El novio de Angelita no protestó lo más mínimo. Él se hacía cargo de que esto de la propaganda es una cosa muy seria. Si acaso, opuso un reparo prudente.

—Pues andad con cuidado, porque en algunos pueblos tiran piedras.

Yo recordé entonces el escándalo que se produjo en mi pueblo hará quince años, cuando llegó allí una propagandista socialista para hablar en un mitin. Las señoras hicieron una novena de desagravios a la Virgen, y las señoritas se santiguaban, no comprendiendo cómo había mujeres capaces de predicar extrañas teorías delante de todo un pueblo. 
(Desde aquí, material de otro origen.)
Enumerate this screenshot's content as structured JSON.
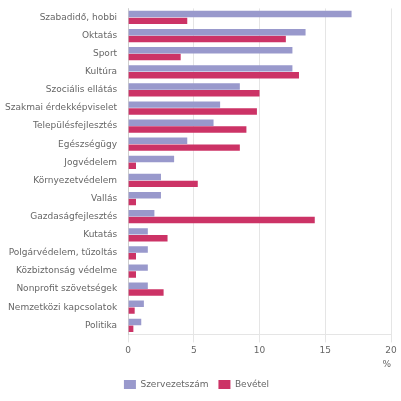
{
  "chart_data": {
    "type": "bar",
    "orientation": "horizontal",
    "categories": [
      "Szabadidő, hobbi",
      "Oktatás",
      "Sport",
      "Kultúra",
      "Szociális ellátás",
      "Szakmai érdekképviselet",
      "Településfejlesztés",
      "Egészségügy",
      "Jogvédelem",
      "Környezetvédelem",
      "Vallás",
      "Gazdaságfejlesztés",
      "Kutatás",
      "Polgárvédelem, tűzoltás",
      "Közbiztonság védelme",
      "Nonprofit szövetségek",
      "Nemzetközi kapcsolatok",
      "Politika"
    ],
    "series": [
      {
        "name": "Szervezetszám",
        "color": "#9999cc",
        "values": [
          17.0,
          13.5,
          12.5,
          12.5,
          8.5,
          7.0,
          6.5,
          4.5,
          3.5,
          2.5,
          2.5,
          2.0,
          1.5,
          1.5,
          1.5,
          1.5,
          1.2,
          1.0
        ]
      },
      {
        "name": "Bevétel",
        "color": "#cc3366",
        "values": [
          4.5,
          12.0,
          4.0,
          13.0,
          10.0,
          9.8,
          9.0,
          8.5,
          0.6,
          5.3,
          0.6,
          14.2,
          3.0,
          0.6,
          0.6,
          2.7,
          0.5,
          0.4
        ]
      }
    ],
    "xlabel": "%",
    "xlim": [
      0,
      20
    ],
    "xticks": [
      0,
      5,
      10,
      15,
      20
    ],
    "grid": true,
    "legend": "bottom"
  }
}
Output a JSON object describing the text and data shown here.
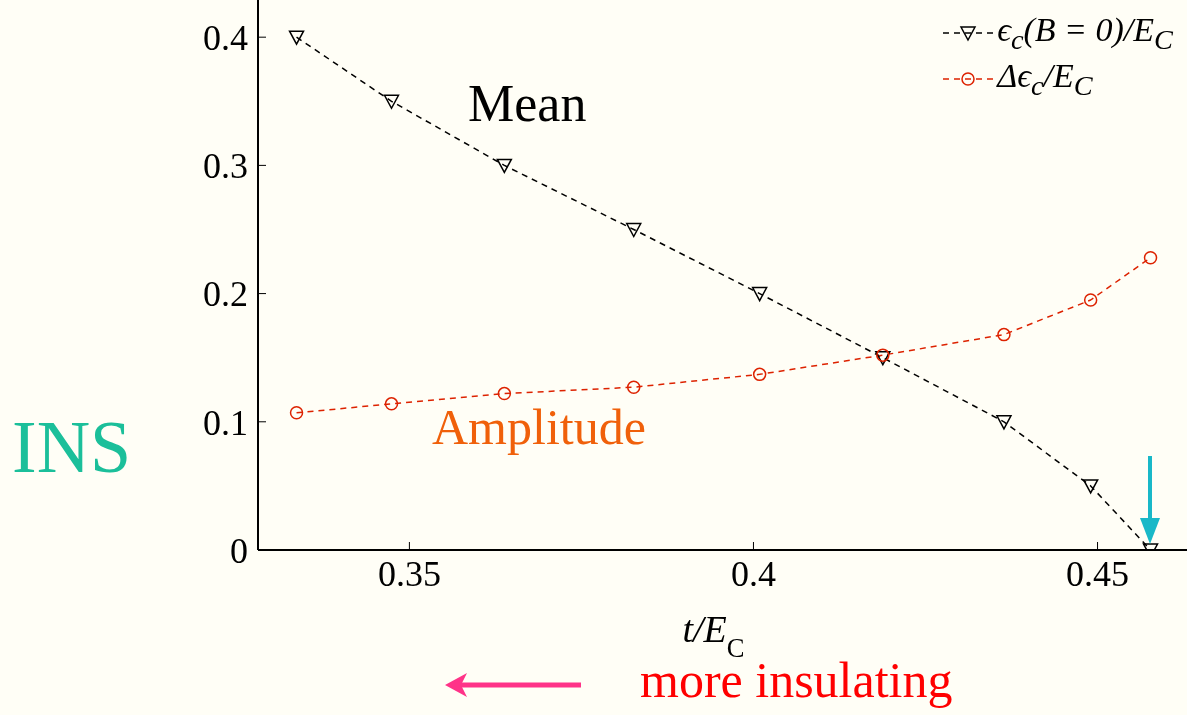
{
  "chart_data": {
    "type": "line",
    "xlabel": "t/E$_{C}$",
    "xlim": [
      0.328,
      0.463
    ],
    "xticks": [
      0.35,
      0.4,
      0.45
    ],
    "ylim": [
      0,
      0.429
    ],
    "yticks": [
      0,
      0.1,
      0.2,
      0.3,
      0.4
    ],
    "legend": "top right",
    "line_style": "dashed",
    "x": [
      0.3336,
      0.3474,
      0.3638,
      0.3826,
      0.4009,
      0.4188,
      0.4364,
      0.449,
      0.4577
    ],
    "series": [
      {
        "name": "ϵ$_{c}$(B = 0)/E$_{C}$",
        "color": "#000000",
        "marker": "triangle",
        "values": [
          0.4,
          0.35,
          0.3,
          0.25,
          0.2,
          0.15,
          0.1,
          0.05,
          0
        ]
      },
      {
        "name": "Δϵ$_{c}$/E$_{C}$",
        "color": "#dd2200",
        "marker": "circle",
        "values": [
          0.107,
          0.114,
          0.122,
          0.127,
          0.137,
          0.152,
          0.168,
          0.195,
          0.228
        ]
      }
    ],
    "annotations": [
      "Mean",
      "Amplitude",
      "INS",
      "more insulating"
    ]
  }
}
Hace días, una señorita de pueblo a quien quise equivocar, porque creí sinceramente que hablaba de memoria, me soltó un discurso que me dejó helada: 

—Yo voto lo que me dicta mi conciencia —terminó diciéndome. Más tarde la pregunté que cómo podía improvisar en un día a veces veinte discursos, y me explicó: 

—En la mayoría de los sitios decimos lo mismo. Y , sobre todo, cuando me corto o se me va el hilo y no sé por dónde salir, digo: «Todo el Poder para el jefe», y durante la ovación tengo tiempo de reponerme. Lo aprendí de una socialista. 

¿Pero decía ella eso? 

—No; ella decía: «Proletarios de todos los países, uníos.» Pero para el caso es igual.